Occorre quindi tenere sempre presente che natura e ambiente sono due concetti diversi.
Esatto, e sono da maneggiare con cura e con le necessarie differenze. La natura è governata da leggi di un certo tipo, va dall’infinitamente piccolo all’infinitamente grande, ed è composta da milioni di specie non tutte benefiche. L’ambiente è un ecosistema con il quale cerchiamo di convivere, sono le risorse che utilizziamo per la nostra esistenza.
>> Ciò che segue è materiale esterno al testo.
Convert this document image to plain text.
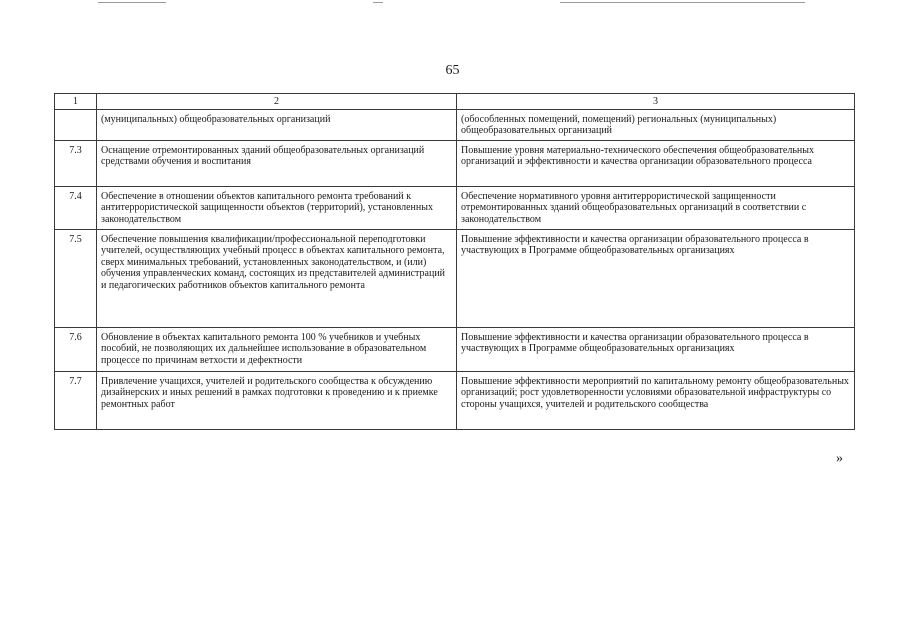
65
1	2	3
	(муниципальных) общеобразовательных организаций	(обособленных помещений, помещений) региональных (муниципальных) общеобразовательных организаций
7.3	Оснащение отремонтированных зданий общеобразовательных организаций средствами обучения и воспитания	Повышение уровня материально-технического обеспечения общеобразовательных организаций и эффективности и качества организации образовательного процесса
7.4	Обеспечение в отношении объектов капитального ремонта требований к антитеррористической защищенности объектов (территорий), установленных законодательством	Обеспечение нормативного уровня антитеррористической защищенности отремонтированных зданий общеобразовательных организаций в соответствии с законодательством
7.5	Обеспечение повышения квалификации/профессиональной переподготовки учителей, осуществляющих учебный процесс в объектах капитального ремонта, сверх минимальных требований, установленных законодательством, и (или) обучения управленческих команд, состоящих из представителей администраций и педагогических работников объектов капитального ремонта	Повышение эффективности и качества организации образовательного процесса в участвующих в Программе общеобразовательных организациях
7.6	Обновление в объектах капитального ремонта 100 % учебников и учебных пособий, не позволяющих их дальнейшее использование в образовательном процессе по причинам ветхости и дефектности	Повышение эффективности и качества организации образовательного процесса в участвующих в Программе общеобразовательных организациях
7.7	Привлечение учащихся, учителей и родительского сообщества к обсуждению дизайнерских и иных решений в рамках подготовки к проведению и к приемке ремонтных работ	Повышение эффективности мероприятий по капитальному ремонту общеобразовательных организаций; рост удовлетворенности условиями образовательной инфраструктуры со стороны учащихся, учителей и родительского сообщества
»
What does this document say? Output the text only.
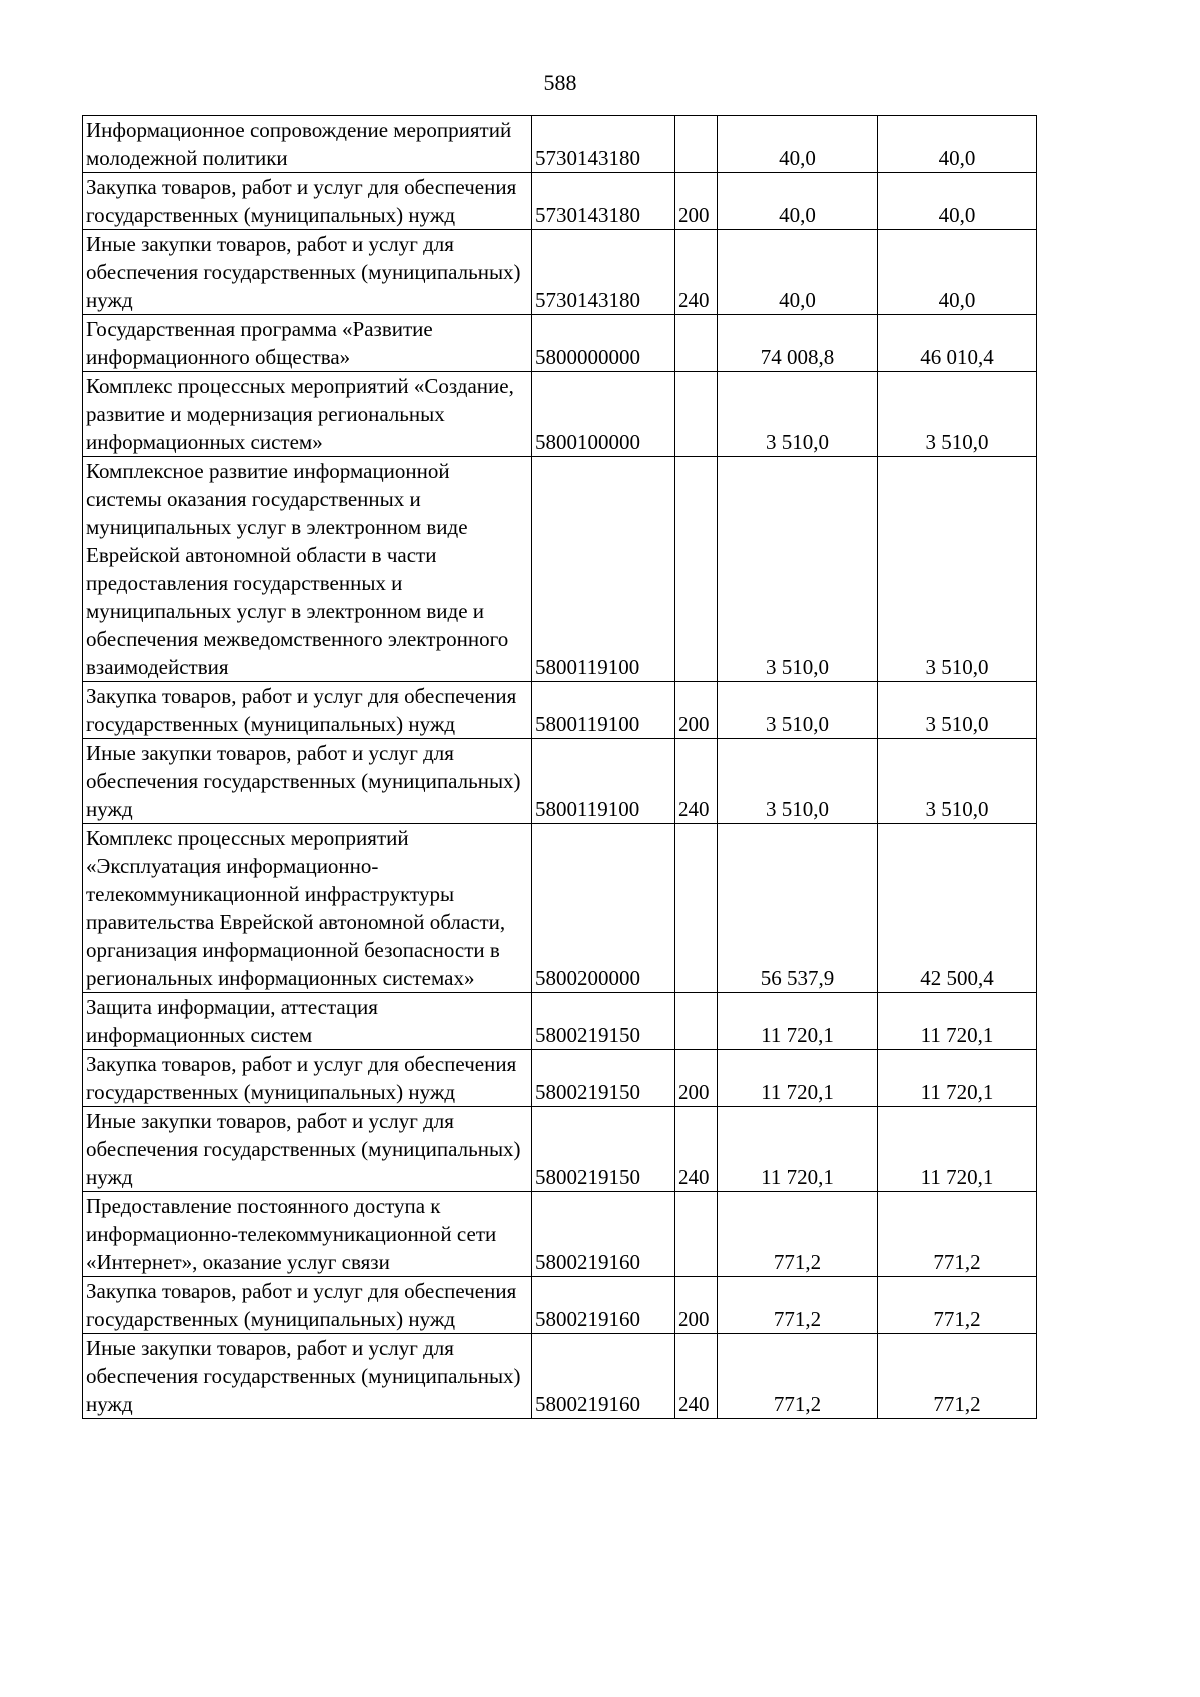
588
Информационное сопровождение мероприятий молодежной политики	5730143180		40,0	40,0
Закупка товаров, работ и услуг для обеспечения государственных (муниципальных) нужд	5730143180	200	40,0	40,0
Иные закупки товаров, работ и услуг для обеспечения государственных (муниципальных) нужд	5730143180	240	40,0	40,0
Государственная программа «Развитие информационного общества»	5800000000		74 008,8	46 010,4
Комплекс процессных мероприятий «Создание, развитие и модернизация региональных информационных систем»	5800100000		3 510,0	3 510,0
Комплексное развитие информационной системы оказания государственных и муниципальных услуг в электронном виде Еврейской автономной области в части предоставления государственных и муниципальных услуг в электронном виде и обеспечения межведомственного электронного взаимодействия	5800119100		3 510,0	3 510,0
Закупка товаров, работ и услуг для обеспечения государственных (муниципальных) нужд	5800119100	200	3 510,0	3 510,0
Иные закупки товаров, работ и услуг для обеспечения государственных (муниципальных) нужд	5800119100	240	3 510,0	3 510,0
Комплекс процессных мероприятий «Эксплуатация информационно-телекоммуникационной инфраструктуры правительства Еврейской автономной области, организация информационной безопасности в региональных информационных системах»	5800200000		56 537,9	42 500,4
Защита информации, аттестация информационных систем	5800219150		11 720,1	11 720,1
Закупка товаров, работ и услуг для обеспечения государственных (муниципальных) нужд	5800219150	200	11 720,1	11 720,1
Иные закупки товаров, работ и услуг для обеспечения государственных (муниципальных) нужд	5800219150	240	11 720,1	11 720,1
Предоставление постоянного доступа к информационно-телекоммуникационной сети «Интернет», оказание услуг связи	5800219160		771,2	771,2
Закупка товаров, работ и услуг для обеспечения государственных (муниципальных) нужд	5800219160	200	771,2	771,2
Иные закупки товаров, работ и услуг для обеспечения государственных (муниципальных) нужд	5800219160	240	771,2	771,2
Da presidente di Fise-Assoambiente come mette insieme le esigenze delle aziende che si occupano di rifiuti e nuove risorse e l’ambientalismo?
Non lo dico io, ma il presidente di Legambiente, Stefano Ciafani che per realizzare l’economia circolare abbiamo bisogno di realizzare centinaia di impianti di smaltimento. Il 40% dei rifiuti che produciamo è frazione umida, oggi mancano in Italia una cinquantina di impianti che li trattino e li mandiamo in giro per il mondo. Allo stesso modo abbiamo bisogno di centinaia di impianti di energia rinnovabile.
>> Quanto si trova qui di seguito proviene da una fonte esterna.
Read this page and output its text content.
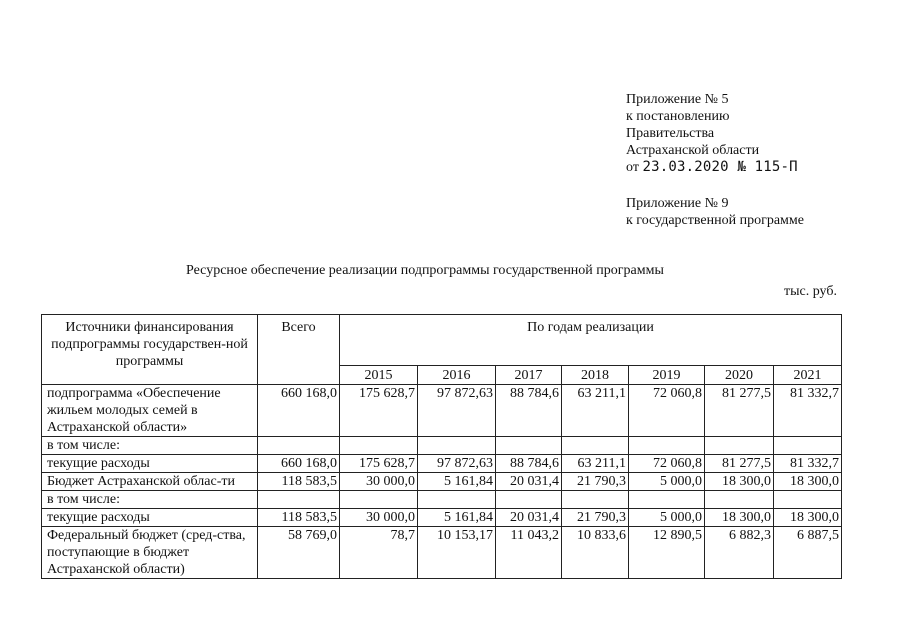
Приложение № 5
к постановлению
Правительства
Астраханской области
от 23.03.2020 № 115-П
Приложение № 9
к государственной программе
Ресурсное обеспечение реализации подпрограммы государственной программы
тыс. руб.
Источники финансирования подпрограммы государствен-ной программы	Всего	По годам реализации						
		2015	2016	2017	2018	2019	2020	2021
подпрограмма «Обеспечение жильем молодых семей в Астраханской области»	660 168,0	175 628,7	97 872,63	88 784,6	63 211,1	72 060,8	81 277,5	81 332,7
в том числе:								
текущие расходы	660 168,0	175 628,7	97 872,63	88 784,6	63 211,1	72 060,8	81 277,5	81 332,7
Бюджет Астраханской облас-ти	118 583,5	30 000,0	5 161,84	20 031,4	21 790,3	5 000,0	18 300,0	18 300,0
в том числе:								
текущие расходы	118 583,5	30 000,0	5 161,84	20 031,4	21 790,3	5 000,0	18 300,0	18 300,0
Федеральный бюджет (сред-ства, поступающие в бюджет Астраханской области)	58 769,0	78,7	10 153,17	11 043,2	10 833,6	12 890,5	6 882,3	6 887,5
Come si convincono gli ambientalisti integralisti e gli attivisti Nimby che questo è necessario?
Con la forza della legge e senza le complicità del mondo politico perché si corre il rischio che l’Italia non riesca a spendere i fondi del Recovery Fund per lo sviluppo dell’economia green perché ci si troverà di fronte ai Comitati del No, alle Sovrintendenze, al Ministero dell’Ambiente e a una legislazione supercomplicata che permette sempre di trovare un punto debole nell’iter di approvazione di un progetto che permetta di appellarsi a qualche organo bloccando l’intera opera.
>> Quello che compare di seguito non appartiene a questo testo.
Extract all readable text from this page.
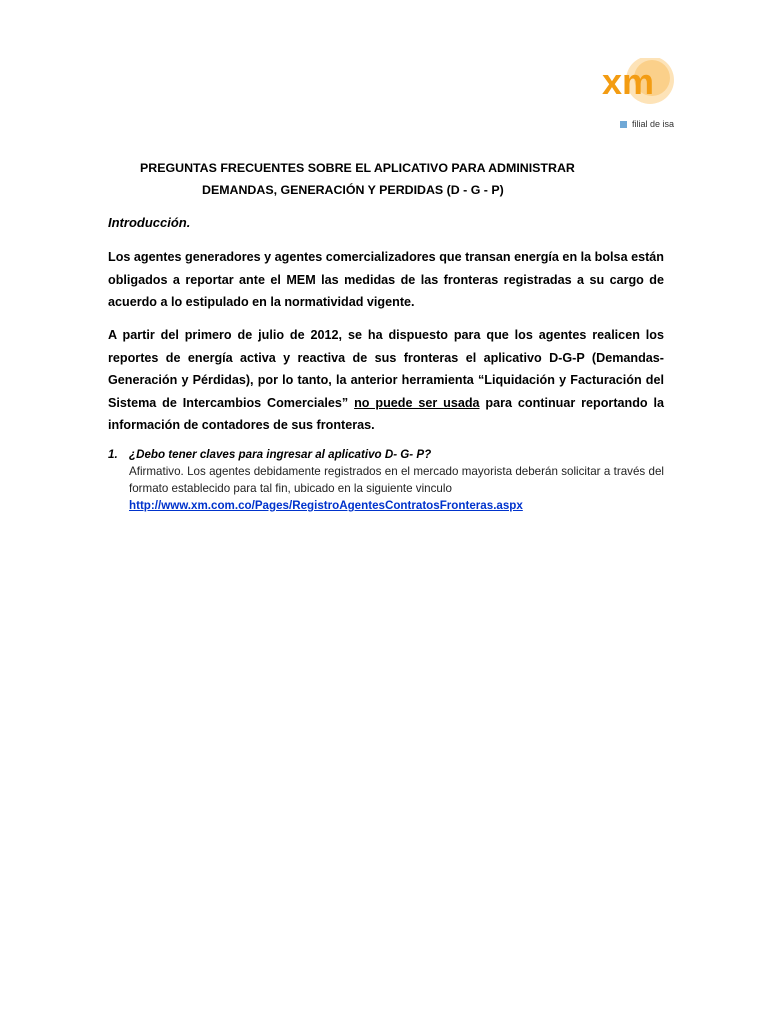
xm
filial de isa
PREGUNTAS FRECUENTES SOBRE EL APLICATIVO PARA ADMINISTRAR
DEMANDAS, GENERACIÓN Y PERDIDAS (D - G - P)
Introducción.
Los agentes generadores y agentes comercializadores que transan energía en la bolsa están obligados a reportar ante el MEM las medidas de las fronteras registradas a su cargo de acuerdo a lo estipulado en la normatividad vigente.
A partir del primero de julio de 2012, se ha dispuesto para que los agentes realicen los reportes de energía activa y reactiva de sus fronteras el aplicativo D-G-P (Demandas-Generación y Pérdidas), por lo tanto, la anterior herramienta “Liquidación y Facturación del Sistema de Intercambios Comerciales” no puede ser usada para continuar reportando la información de contadores de sus fronteras.
1. ¿Debo tener claves para ingresar al aplicativo D- G- P?
Afirmativo. Los agentes debidamente registrados en el mercado mayorista deberán solicitar a través del formato establecido para tal fin, ubicado en la siguiente vinculo
http://www.xm.com.co/Pages/RegistroAgentesContratosFronteras.aspx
Lei afferma che la povertà, il cui azzeramento è il primo degli obiettivi di sviluppo sostenibile delle Nazioni Unite, è nemica dell’ambiente.
Basta guardare i dati. Oggi i più grandi inquinatori del pianeta si chiamano India e Cina, che stanno facendo lo stesso nostro tragitto in ritardo. Le nostre economie inquinano di meno perché si sono terziarizzate, e poi perché adottiamo tecnologie migliori.
Come se ne esce?
Lo spiego nell’ultimo capitolo del mio libro. Per fortuna l’innovazione tecnologica va avanti anche contro la nostra volontà e noi disporremo sempre più di tecnologie avanzate realizzando l’obiettivo vero di una politica ambientale, il disaccoppiamento. Quest’ultimo è un processo in corso da molti secoli per il quale si è in grado di produrre un output economico con un uso sempre minore di risorse aziendali. L’esempio migliore affinché tutti comprendano: con più o meno la stessa estensione di terre coltivate del Dopoguerra con cui si nutrivano 2 miliardi di persone oggi ne nutriamo 7 miliardi. A essere cambiata è la produttività dei terreni attraverso la rivoluzione verde e l’agricoltura di precisione.
Quindi dovremmo difenderci dalla mancata conoscenza di massa?
L’ignoranza di massa è diventato il più grande problema della società. Viviamo in democrazia e difenderci dalle fake news e dai luoghi comuni è diventato davvero molto complicato. Bisognerebbe partire dalle responsabilità: che la celeberrima casalinga di Voghera non sia una scienziata è normale, ma il problema sono le élite che hanno l’obbligo di informarsi.